LUTAR, com todas as forças, por todo tempo. Por 1, 2, 3 gerações. Enfrentar o mais forte, o
mais rico, o mais poderoso. Ter um propósito, saber o que o caminho justo e correto esbarra
com grupos, pessoas e poderes dispostos a não deixar que sigamos, pelo simples fato de
“estarmos ali”, de existirmos, de oferecer uma opção, diametralmente contrária e melhor.
Colaboramos com um pouco de nossa história no livro OS DONOS DO MERCADO, (editora
Efefante / O Joio e o Trigo – out 2020) obra de Victor Matioli e João Peres, narrando nossa
luta em um mercado dominado por gigantes, poderosos e nada éticos concorrentes.
Sendo um pequeno núcleo de agricultores familiares , nosso desafio em produzir e distribuir
alimentos orgânicos com qualidade e valor HONESTO ao produtor e ao comsumidor,
esbarram com o interesse de “gourmetizar” os orgânicos, achatar os preços pagos ao
produtor, nos fazer reféns de uma estrutura secular de exploração, subserviência e
dependência predatória.
Abaixo, alguns trechos : (Copyright autorizado – autoria citada)
Pág 43, 1º parágrafo. – Sobre a dificuldade em abrir um novo espaço para escoar a
produção:
Abrindo o Capítulo 6 – Págs 127,128,129, 130 até o penúltimo parágrafo: História e lutas
diárias:
Pág 175, 3º parágrafo. – Sobre o aspecto e a (des) padronização dos alimentos orgânicos:
Pág 301, 1º parágrafo. – A solução justa para a comercialização!
E aqui, a entrevista escrita, na íntegra:
•Conta um pouco mais sobre a história da sua família com a agricultura.
R. Meu avô Hildebrando, pai de 10 filhos, cafuso, sem “linhagem” , começa na agricultura de
subsistência “desde sempre”.
Carrega todos os filhos homens , meu pai incluso, trabalhando desde criança, a partir do
momento em que conseguisse carregar um feixe de lenha nas costas…
isso por volta dos 6 anos de idade…meu pai cursou até a 3º série primária somente..
Chegaram a ter 8 pontos de feira em Caxias e petrópolis/RJ, distribuidos entre o patriarca e
irmãos.
•Onde era a plantação de tomates do seu avô?
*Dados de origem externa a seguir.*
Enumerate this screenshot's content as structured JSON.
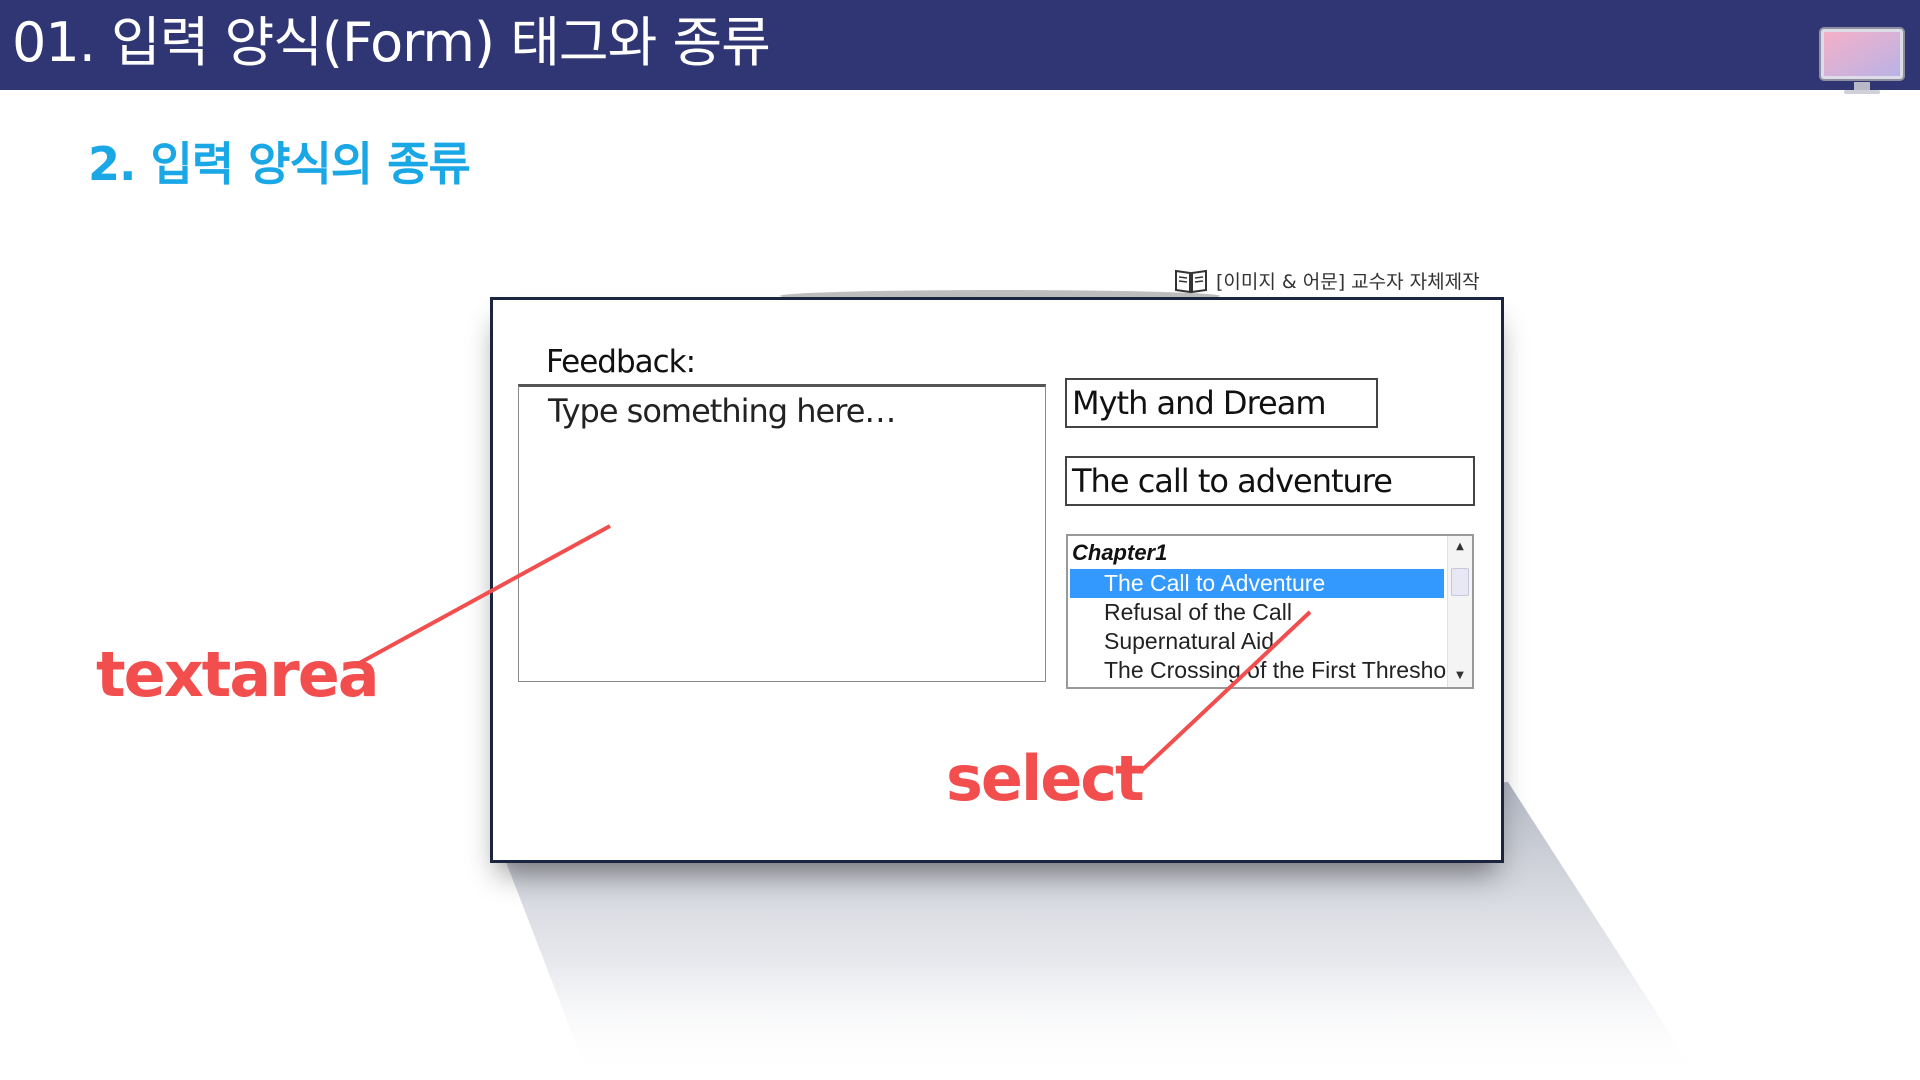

R.Nas plantações de tomates meu avô , pai e tios eram meeiros, ou ficavam com a metade da
produção e o dono da terra outra metade
ou ficavam com a metade do que era “dito” que era vendido- normalmente eram enganados
nessa modalidade -, pois os donos da terra vendiam a produção toda
e dizem ter vendido parte, pagando a eles 1/4 ou 1/3 , nunca a metade acordada.
Meu avó não tinha nem 2 mil metros de terras próprias, era agricultor de subsistência, uns 2
ou 3 porquinhos, umas poucas galinhas…,plantavam milho, feijão,
mandioca . Meu pai e tios passaram fome em alguns periodos de ataques e/ou perdas totais
de safra , o que acontecia com frequência.
Meu avô comprava 3 bisnagas de pão para os 10 irmãos uma vez por semana, os ratos roíam
o miolo do pão… meu pai retirava a parte onde os ratos roeram e
comia a casca seca, engolido com café aguado.
Meu pai NUNCA MAIS se esqueceu dessa passagem e sempre nos lembrava quando
ousávamos deixar comida no prato… Pai tem aquela altura de desnutrição, 1.57m
Eu pude ter o que comer, tenho 1.72m … prova que ele realmente passou por grandes
necessidades e privações.
•Como foi a experiência do seu pai como feirante?
R. No inicio, muito novo, dos 6/7 aos 10 anos, era obrigado a acompanhar meu avô na lida e
ajudar na feira, senão apanhava de cinta, de vara de marmelo,
de pau de goiabeira..
Eram tratamos sob forte opressão e castigos físicos severos ( porque o pai do meu avô o
tratara assim… ) depois parou de apanhar e seguiu na atividade até os 27 anos.
Fui a primeira geração que não apanhou…
•Você chegou a vivenciar esse momento?
R. Do meu pai em campo não lembro,quando eu tinha 3 anos, em 1980 e já casado com a
minha mãe, meu pai ( já com 27 anos) larga o campo e as atividades de feira e assume na
cidade um bar, conjugado com uma mercearia.
•E por que seu pai desistiu da agricultura?
R. Por tudo que sofreu, renegou, perdeu, pela infância miserável, pelos maus-tratos que
passou, pela fome que o assolou.
Ele simplesmente não queria OUSAR EM PENSAR me ver passando por todo sofrimento que
ele passou, me fez “estudar para ser alguém na vida” – palavras dele.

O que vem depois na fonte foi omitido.